In the last one and half years, ILRI Kampala office has made a milestone toward the effort to achieve the above SPVCD objectives. For example: the situational analysis of the smallholder pig value chains in Uganda has been accomplished; research sites for the project have been selected; there has been a successful scoping of committed partners and actors’ landscape; stakeholders have and continue to be engaged in sharing experiences and the way forward; appropriate research methods and tools for conducting the pig value chain assessment were selected; literature reviews and the in-depth assessment of the smallholder pig value chains in Uganda has been accomplished. This report therefore makes a contribution to the process of identifying relevant best practices through the desk review of literature. A number of existing best practices that have been tested in similar environments can be modified, adopted, adapted and piloted in the research sites of the smallholder pig value chains project. This helps to generate evidence of proof and potential of these concepts before recommending their scaling- out and replication.

 

Best-bet interventions (best practices) on activities of all actors in the wider pig value chains and service providers can help to make a significant contribution to the achievement of the project objectives and desired outcomes. This is true, if BBIs can stimulate: positive changes in the behaviour of value chain actors; new way of doing things; institutional reform to accompany relevant technological changes and transfer; new kinds of “horizontal” connectivity necessary for healthy innovation systems that cannot be resisted for cultural reasons; the need to maintain grades and standards within the pig value chain;

improvement in farmers’ bargaining power through the development of their human capital and social capital through sustained facilitation to form associations; training in modern marketing; fostering the emergence of farmer organizations, and the forging of new actions or relationships that increase benefits while reducing the embedded costs. Besides, the outcomes of the BBIs can provide a reliable justification for resource mobilization to enable further scaling-out of successful interventions that increase pig productivity, market efficiency, and value addition.

 

This report documents potential best-bet interventions (BBI) that can be tested in pilot research areas for the SPVCD project. It answers the following research questions: (i) what are the relevant institutional innovations undertaken at the local level by the private and public actors to enable improvement in access to: services, inputs, and output markets for smallholder pig value chains? (ii) what are the prevailing factors that contribute to the successes and failures of such innovations, and constraints of these institutional innovations and their general implementation in the country?, and: (iii) which of the past and prevailing institutional innovations for improving access to services and input and output markets can be adopted and adapted as potential best-bet intervention at the local level and in line with the objectives of the smallholder pig value chains project? Noteworthy is that BBI’s that promote access to services, inputs and output market, actually act as a catalyst to enhance adoption of some of the technological innovations.

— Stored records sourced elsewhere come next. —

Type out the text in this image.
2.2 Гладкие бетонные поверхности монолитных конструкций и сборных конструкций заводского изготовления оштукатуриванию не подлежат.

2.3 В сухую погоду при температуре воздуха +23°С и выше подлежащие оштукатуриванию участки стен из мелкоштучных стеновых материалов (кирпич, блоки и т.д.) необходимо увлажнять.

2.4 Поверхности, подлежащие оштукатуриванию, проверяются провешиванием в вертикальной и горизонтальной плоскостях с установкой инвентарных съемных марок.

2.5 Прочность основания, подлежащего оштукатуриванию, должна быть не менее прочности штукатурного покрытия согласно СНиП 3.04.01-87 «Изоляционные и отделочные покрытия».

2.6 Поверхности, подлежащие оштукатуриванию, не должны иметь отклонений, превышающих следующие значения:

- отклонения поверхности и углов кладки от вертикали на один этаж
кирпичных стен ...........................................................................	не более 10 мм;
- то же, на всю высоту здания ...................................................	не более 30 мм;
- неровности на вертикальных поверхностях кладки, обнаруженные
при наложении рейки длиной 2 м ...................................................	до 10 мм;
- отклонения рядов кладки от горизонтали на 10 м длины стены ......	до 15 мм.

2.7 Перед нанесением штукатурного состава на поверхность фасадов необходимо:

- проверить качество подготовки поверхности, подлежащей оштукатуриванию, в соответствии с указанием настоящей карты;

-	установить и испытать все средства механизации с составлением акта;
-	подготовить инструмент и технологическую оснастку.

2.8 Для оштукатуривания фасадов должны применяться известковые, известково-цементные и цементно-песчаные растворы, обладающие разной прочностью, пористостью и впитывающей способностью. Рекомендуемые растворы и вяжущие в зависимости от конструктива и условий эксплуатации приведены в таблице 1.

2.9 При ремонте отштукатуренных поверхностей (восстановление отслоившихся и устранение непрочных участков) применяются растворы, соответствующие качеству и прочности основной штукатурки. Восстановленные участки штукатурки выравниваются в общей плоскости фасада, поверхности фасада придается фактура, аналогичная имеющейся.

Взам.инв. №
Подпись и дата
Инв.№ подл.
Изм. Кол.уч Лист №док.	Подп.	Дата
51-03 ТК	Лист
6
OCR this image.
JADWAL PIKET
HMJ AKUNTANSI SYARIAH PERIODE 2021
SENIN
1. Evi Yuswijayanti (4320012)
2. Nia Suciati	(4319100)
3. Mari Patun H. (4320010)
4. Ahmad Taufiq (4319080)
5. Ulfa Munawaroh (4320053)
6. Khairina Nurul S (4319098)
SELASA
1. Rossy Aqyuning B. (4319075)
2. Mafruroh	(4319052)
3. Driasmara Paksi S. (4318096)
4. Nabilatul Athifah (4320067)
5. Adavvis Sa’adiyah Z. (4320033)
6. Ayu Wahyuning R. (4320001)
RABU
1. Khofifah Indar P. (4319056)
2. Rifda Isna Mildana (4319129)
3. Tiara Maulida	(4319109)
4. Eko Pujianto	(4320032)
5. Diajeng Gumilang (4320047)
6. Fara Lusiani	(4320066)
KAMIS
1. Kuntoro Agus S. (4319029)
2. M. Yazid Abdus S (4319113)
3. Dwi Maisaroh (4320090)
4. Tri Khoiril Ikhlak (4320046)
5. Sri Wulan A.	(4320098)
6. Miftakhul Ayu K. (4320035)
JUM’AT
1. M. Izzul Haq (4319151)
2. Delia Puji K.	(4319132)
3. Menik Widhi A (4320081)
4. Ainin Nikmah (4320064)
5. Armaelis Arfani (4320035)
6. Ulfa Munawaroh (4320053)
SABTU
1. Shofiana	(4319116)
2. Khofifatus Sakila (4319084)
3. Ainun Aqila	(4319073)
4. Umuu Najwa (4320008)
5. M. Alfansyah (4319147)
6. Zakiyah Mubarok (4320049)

Notice that BBIs or “the likely project interventions targeted for each project site or community” will leverage local efforts to address the likely constraints and opportunities faced by smallholder pig producers, especially women and other resource poor groups in the community. In this study, potential BBIs are derived from various sources. These include: the scanty social-economic literature on institutional innovation in sub-Saharan Africa; findings from the recent situational analysis on the smallholder pig value chains in Uganda, and; findings from the recent pig value chain assessment in Uganda. The BBIs highlights different actors that need to be targeted with capacity building, the type of capacities that need to be built, and how these capacities need to be built, in order to ensure a sustainable, profitable, and well-coordinated pig value chains and reliable business models for development.